Asset Freeze Would Kill Binance.US
The SEC hit Binance, Binance.US, and its CEO Changpeng Zhao with multiple charges last week relating to the way it operated its service in the US, accusing it of actively flouting KYC/AML rules and knowingly selling unlicensed securities. It advocated for a ban and financial penalty for both Binance.US and Zhao, adding to issues the exchange is already facing with a CFTC lawsuit.
Binance.US warned that in allowing the restraining order the court would be effectively killing its business before it has had a chance to defend itself:
The requested relief would primarily harm BAM’s customers, effectively put BAM out of business, and prevent BAM from defending itself in this litigation.

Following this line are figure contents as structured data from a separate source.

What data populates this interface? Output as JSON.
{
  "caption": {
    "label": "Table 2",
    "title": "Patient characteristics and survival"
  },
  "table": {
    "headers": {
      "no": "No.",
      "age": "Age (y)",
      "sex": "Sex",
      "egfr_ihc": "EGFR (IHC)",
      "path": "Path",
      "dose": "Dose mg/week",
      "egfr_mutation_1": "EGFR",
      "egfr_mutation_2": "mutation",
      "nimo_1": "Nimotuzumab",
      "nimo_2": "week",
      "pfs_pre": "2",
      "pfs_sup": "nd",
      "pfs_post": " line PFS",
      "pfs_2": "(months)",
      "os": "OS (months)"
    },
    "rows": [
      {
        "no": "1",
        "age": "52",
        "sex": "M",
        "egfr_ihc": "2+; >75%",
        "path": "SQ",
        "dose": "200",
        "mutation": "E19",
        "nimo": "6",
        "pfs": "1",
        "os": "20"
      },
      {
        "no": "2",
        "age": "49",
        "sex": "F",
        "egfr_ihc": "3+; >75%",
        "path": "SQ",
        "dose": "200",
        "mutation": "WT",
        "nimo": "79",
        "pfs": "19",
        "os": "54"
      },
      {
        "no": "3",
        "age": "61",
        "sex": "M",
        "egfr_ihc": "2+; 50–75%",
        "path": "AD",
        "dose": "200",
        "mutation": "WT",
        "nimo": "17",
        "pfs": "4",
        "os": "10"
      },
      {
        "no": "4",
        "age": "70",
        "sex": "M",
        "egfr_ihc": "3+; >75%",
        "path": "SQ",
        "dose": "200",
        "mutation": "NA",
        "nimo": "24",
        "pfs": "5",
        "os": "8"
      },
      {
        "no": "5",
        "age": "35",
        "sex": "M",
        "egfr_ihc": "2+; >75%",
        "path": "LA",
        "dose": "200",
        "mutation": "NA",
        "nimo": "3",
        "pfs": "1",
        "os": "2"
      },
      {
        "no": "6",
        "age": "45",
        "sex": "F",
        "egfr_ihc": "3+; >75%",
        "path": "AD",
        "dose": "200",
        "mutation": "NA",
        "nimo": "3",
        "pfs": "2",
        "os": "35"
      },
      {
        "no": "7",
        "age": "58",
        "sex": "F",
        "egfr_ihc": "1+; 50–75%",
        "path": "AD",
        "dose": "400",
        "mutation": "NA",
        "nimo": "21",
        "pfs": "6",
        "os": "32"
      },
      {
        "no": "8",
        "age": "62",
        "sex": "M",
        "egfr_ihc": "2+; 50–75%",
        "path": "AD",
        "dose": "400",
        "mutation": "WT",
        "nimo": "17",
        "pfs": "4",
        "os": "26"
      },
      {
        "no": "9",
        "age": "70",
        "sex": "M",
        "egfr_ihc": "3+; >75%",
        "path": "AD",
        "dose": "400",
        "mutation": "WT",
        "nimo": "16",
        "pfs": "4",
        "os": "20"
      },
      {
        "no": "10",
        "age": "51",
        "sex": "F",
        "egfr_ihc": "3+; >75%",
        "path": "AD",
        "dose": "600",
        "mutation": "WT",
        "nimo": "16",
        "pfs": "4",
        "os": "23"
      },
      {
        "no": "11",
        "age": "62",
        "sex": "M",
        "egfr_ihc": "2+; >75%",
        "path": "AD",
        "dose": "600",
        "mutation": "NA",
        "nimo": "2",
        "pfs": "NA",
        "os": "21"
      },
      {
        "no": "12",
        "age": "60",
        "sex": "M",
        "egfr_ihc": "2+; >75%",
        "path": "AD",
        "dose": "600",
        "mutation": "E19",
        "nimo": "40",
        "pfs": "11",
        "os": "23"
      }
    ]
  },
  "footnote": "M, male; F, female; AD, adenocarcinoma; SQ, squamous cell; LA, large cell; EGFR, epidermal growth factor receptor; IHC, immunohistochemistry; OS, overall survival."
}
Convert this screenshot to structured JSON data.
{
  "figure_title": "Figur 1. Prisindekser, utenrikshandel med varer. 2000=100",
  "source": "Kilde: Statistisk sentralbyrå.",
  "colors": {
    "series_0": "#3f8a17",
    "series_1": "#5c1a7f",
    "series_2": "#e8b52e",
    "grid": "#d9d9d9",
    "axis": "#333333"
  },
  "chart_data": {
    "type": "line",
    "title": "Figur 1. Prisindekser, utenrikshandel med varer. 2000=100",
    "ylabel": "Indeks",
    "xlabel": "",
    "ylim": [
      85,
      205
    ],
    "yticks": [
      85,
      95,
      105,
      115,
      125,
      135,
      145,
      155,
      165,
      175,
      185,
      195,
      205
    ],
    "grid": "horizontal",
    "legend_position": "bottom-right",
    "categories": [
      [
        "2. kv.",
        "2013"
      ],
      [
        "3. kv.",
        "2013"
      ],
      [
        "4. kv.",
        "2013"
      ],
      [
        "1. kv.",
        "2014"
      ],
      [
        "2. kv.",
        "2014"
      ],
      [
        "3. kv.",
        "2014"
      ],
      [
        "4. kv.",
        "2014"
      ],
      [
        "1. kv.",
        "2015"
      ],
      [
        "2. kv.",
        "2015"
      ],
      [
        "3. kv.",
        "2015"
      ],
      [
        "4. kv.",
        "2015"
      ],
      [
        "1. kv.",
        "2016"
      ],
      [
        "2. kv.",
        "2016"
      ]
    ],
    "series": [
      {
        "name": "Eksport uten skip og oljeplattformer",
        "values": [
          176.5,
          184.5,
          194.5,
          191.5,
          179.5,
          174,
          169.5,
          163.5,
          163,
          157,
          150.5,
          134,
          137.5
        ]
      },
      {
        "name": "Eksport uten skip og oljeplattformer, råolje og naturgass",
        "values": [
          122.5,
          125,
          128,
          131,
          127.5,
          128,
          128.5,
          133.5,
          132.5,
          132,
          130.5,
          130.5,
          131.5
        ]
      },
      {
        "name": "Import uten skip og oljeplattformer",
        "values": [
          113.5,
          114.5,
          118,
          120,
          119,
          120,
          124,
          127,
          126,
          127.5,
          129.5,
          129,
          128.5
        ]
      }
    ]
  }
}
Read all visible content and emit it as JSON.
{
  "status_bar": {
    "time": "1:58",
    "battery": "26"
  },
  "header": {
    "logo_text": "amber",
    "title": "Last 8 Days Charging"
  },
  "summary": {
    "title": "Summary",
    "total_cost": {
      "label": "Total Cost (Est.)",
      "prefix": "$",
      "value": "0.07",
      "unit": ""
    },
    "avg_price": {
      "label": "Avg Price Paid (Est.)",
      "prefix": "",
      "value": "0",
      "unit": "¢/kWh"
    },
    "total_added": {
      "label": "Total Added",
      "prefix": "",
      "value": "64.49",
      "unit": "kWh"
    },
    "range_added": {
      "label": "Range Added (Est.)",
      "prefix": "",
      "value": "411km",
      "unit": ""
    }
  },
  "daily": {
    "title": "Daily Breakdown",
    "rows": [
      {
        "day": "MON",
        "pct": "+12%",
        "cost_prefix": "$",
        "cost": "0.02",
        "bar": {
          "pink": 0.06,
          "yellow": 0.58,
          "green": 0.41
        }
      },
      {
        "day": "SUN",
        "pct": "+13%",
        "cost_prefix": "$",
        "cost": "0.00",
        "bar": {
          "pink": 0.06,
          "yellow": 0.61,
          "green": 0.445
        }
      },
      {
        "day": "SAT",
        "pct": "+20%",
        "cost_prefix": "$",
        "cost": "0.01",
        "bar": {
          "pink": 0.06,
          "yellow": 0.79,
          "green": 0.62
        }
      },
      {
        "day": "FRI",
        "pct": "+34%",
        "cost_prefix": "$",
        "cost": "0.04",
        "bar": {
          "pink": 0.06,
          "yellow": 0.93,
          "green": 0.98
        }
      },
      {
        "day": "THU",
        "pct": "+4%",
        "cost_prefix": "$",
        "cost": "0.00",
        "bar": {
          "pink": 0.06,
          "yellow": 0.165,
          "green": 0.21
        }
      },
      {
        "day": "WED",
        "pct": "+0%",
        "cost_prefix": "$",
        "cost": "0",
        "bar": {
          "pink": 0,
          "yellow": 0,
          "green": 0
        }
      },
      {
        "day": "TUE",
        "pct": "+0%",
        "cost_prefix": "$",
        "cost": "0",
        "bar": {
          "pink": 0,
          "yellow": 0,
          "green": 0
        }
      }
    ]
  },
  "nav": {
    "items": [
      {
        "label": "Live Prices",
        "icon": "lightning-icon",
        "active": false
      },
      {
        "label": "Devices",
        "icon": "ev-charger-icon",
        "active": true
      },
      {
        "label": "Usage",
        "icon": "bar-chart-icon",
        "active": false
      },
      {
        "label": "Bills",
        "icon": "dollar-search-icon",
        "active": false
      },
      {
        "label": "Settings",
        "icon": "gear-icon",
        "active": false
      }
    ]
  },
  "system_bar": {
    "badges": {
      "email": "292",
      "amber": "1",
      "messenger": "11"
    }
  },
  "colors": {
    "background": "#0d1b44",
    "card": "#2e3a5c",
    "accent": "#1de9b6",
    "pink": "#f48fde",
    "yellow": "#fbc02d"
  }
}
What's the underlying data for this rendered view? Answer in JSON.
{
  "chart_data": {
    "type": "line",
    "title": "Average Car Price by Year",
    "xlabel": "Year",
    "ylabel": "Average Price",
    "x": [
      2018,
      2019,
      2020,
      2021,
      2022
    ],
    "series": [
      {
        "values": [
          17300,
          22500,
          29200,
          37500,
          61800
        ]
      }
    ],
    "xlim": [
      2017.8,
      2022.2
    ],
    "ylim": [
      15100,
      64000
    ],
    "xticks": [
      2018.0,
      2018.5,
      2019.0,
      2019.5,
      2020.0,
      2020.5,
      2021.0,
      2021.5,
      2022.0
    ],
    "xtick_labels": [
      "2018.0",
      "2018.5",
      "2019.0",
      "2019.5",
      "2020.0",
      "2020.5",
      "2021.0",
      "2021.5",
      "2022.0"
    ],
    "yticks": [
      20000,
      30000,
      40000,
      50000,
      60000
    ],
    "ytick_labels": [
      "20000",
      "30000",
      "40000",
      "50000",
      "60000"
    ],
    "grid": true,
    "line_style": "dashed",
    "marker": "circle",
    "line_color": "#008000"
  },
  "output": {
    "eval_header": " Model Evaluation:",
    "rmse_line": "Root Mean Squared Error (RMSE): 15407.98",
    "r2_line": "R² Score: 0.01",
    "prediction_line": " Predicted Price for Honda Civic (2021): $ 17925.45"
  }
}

The exchange also argued it would no longer be able to pay its employees, vendors or other parties, or even maintain its technology were the freeze granted. A judge will make a decision today in what will turn out to be a pivotal first battle between the exchange and the regulator.
Binance Wheels Out Big Guns
To aid its cause, Binance has pulled in a huge gun to help fight its corner. George Canellos, a partner at Milbank’s New York office, yesterday announced his role as counsel alongside three others, having previously served as a co-director of the SEC’s enforcement division from 2009 to 2014. During his tenure, he played a significant role in investigations that resulted in $570 million in penalties against JPMorgan Securities, Credit Suisse Securities, RBS Securities, and Bank of America.
With a track record of representing numerous executives and companies in SEC cases, Canellos has established himself as a reputable figure in this realm. Indeed, former Commodity Futures Trading Commission Chief David Meister praised Canellos in a 2014 New York Times article, describing him as “extremely well thought of” within the regulatory community.
Binance clearly hopes the use of a team so experienced in the ways of the SEC will help its case, with possible fraud charges on the line for Binance.US and Zhao.